Een eeuw geleden, de Watersnoodramp 13/14 januari 1916 in de Eemvallei

Vanaf de 12e eeuw legde de bevolking voor haar eigen veiligheid langs de Eem maar ook langs de Zuiderzeekust bij Eemnes en Bunschoten, zeedijken aan. De bevolking in de Eemvallei moest tegen dreigend zeegeweld worden beschermd.


klik op het kaartje voor een vergroting

De dagen voor 13 januari 1916 had een noordwesterstorm het water van de Zuiderzee al hoog opgestuwd. Maar bij de stormvloed van de Zuiderzee op 13 en 14 januari 1916 was het keihard raak, het zeewater beukte hard tegen de soms te lage en zwakke dijken. Ze verzwakten van binnenuit en begaven het plaatselijk. Het ontaardde in één van de ergste overstromingen in de Eemvallei.

Het was ook nog eens tijdens de Eerste Wereldoorlog (1914-1918) dat Eemnes, Eembrugge, Bunschoten, Spakenburg en Baarn en zelfs Amersfoort het voor hun kiezen kregen. Het zeewater stond tot in de straten van Amersfoort. De watersnoodramp veroorzaakte alleen grote materiële schade.
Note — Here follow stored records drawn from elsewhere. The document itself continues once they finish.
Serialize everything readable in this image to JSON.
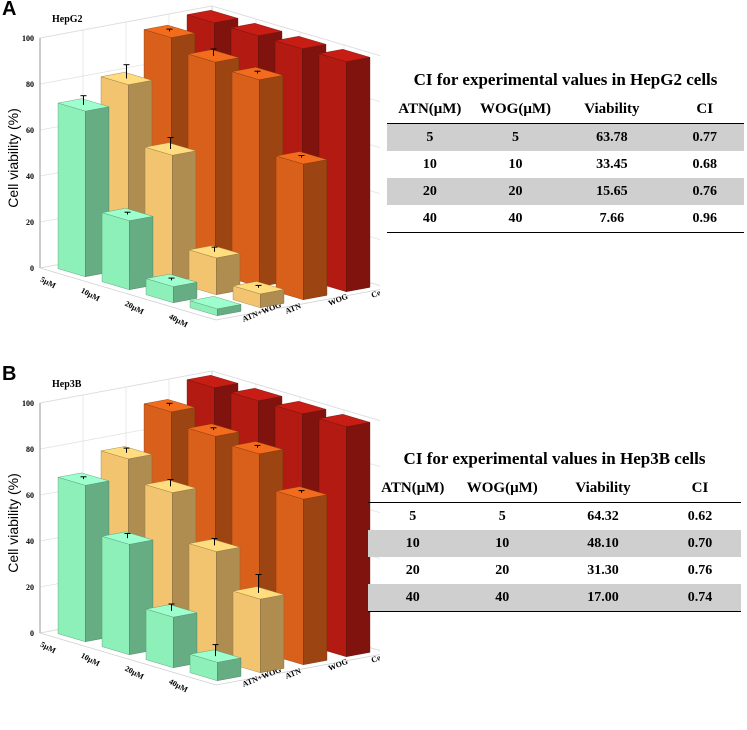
{
  "panels": [
    {
      "letter": "A",
      "table": {
        "caption": "CI for experimental  values in HepG2 cells",
        "headers": [
          "ATN(μM)",
          "WOG(μM)",
          "Viability",
          "CI"
        ],
        "rows": [
          [
            "5",
            "5",
            "63.78",
            "0.77"
          ],
          [
            "10",
            "10",
            "33.45",
            "0.68"
          ],
          [
            "20",
            "20",
            "15.65",
            "0.76"
          ],
          [
            "40",
            "40",
            "7.66",
            "0.96"
          ]
        ]
      }
    },
    {
      "letter": "B",
      "table": {
        "caption": "CI for experimental  values in Hep3B cells",
        "headers": [
          "ATN(μM)",
          "WOG(μM)",
          "Viability",
          "CI"
        ],
        "rows": [
          [
            "5",
            "5",
            "64.32",
            "0.62"
          ],
          [
            "10",
            "10",
            "48.10",
            "0.70"
          ],
          [
            "20",
            "20",
            "31.30",
            "0.76"
          ],
          [
            "40",
            "40",
            "17.00",
            "0.74"
          ]
        ]
      }
    }
  ],
  "chart_data": [
    {
      "type": "bar",
      "title": "HepG2",
      "ylabel": "Cell viability (%)",
      "ylim": [
        0,
        100
      ],
      "yticks": [
        "0",
        "20",
        "40",
        "60",
        "80",
        "100"
      ],
      "categories": [
        "5μM",
        "10μM",
        "20μM",
        "40μM"
      ],
      "series": [
        {
          "name": "Control",
          "color": "#b21a12",
          "values": [
            100,
            100,
            100,
            100
          ],
          "errors": [
            0,
            0,
            0,
            0
          ]
        },
        {
          "name": "WOG",
          "color": "#d9601a",
          "values": [
            97,
            92,
            90,
            59
          ],
          "errors": [
            1,
            3,
            1,
            1
          ]
        },
        {
          "name": "ATN",
          "color": "#f3c470",
          "values": [
            80,
            55,
            16,
            6
          ],
          "errors": [
            6,
            5,
            2,
            1
          ]
        },
        {
          "name": "ATN+WOG",
          "color": "#8df0b8",
          "values": [
            72,
            30,
            7,
            3
          ],
          "errors": [
            4,
            1,
            1,
            0
          ]
        }
      ]
    },
    {
      "type": "bar",
      "title": "Hep3B",
      "ylabel": "Cell viability (%)",
      "ylim": [
        0,
        100
      ],
      "yticks": [
        "0",
        "20",
        "40",
        "60",
        "80",
        "100"
      ],
      "categories": [
        "5μM",
        "10μM",
        "20μM",
        "40μM"
      ],
      "series": [
        {
          "name": "Control",
          "color": "#b21a12",
          "values": [
            100,
            100,
            100,
            100
          ],
          "errors": [
            0,
            0,
            0,
            0
          ]
        },
        {
          "name": "WOG",
          "color": "#d9601a",
          "values": [
            93,
            88,
            86,
            72
          ],
          "errors": [
            1,
            1,
            1,
            1
          ]
        },
        {
          "name": "ATN",
          "color": "#f3c470",
          "values": [
            76,
            67,
            47,
            32
          ],
          "errors": [
            2,
            3,
            3,
            8
          ]
        },
        {
          "name": "ATN+WOG",
          "color": "#8df0b8",
          "values": [
            68,
            48,
            22,
            8
          ],
          "errors": [
            1,
            2,
            3,
            5
          ]
        }
      ]
    }
  ]
}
klik op het kaartje voor een vergroting

Op de krantenfoto is de boerderij Bouwmeester aan het Zuidereind 29 in Baarn te zien waar de dijk geheel was verdwenen en de boerderij ruïneerde. Net over de dijk was daar door het kolkende water een waai ontstaan die er nog steeds is.

Na deze ramp vonden er in 1921 en 1926 opnieuw overstromingen plaats. Ze leidden in 1927 tot de start van de Zuiderzeewerken. De aanleg van de Afsluitdijk damde de zoute Zuiderzee af waardoor het IJsselmeer ontstond dat steeds zoeter werd. Na inpoldering van Zuid-Flevoland vormde zich aan de noordgrens van de Eemvallei het Eemmeer, een restant van de vroegere Zuiderzee.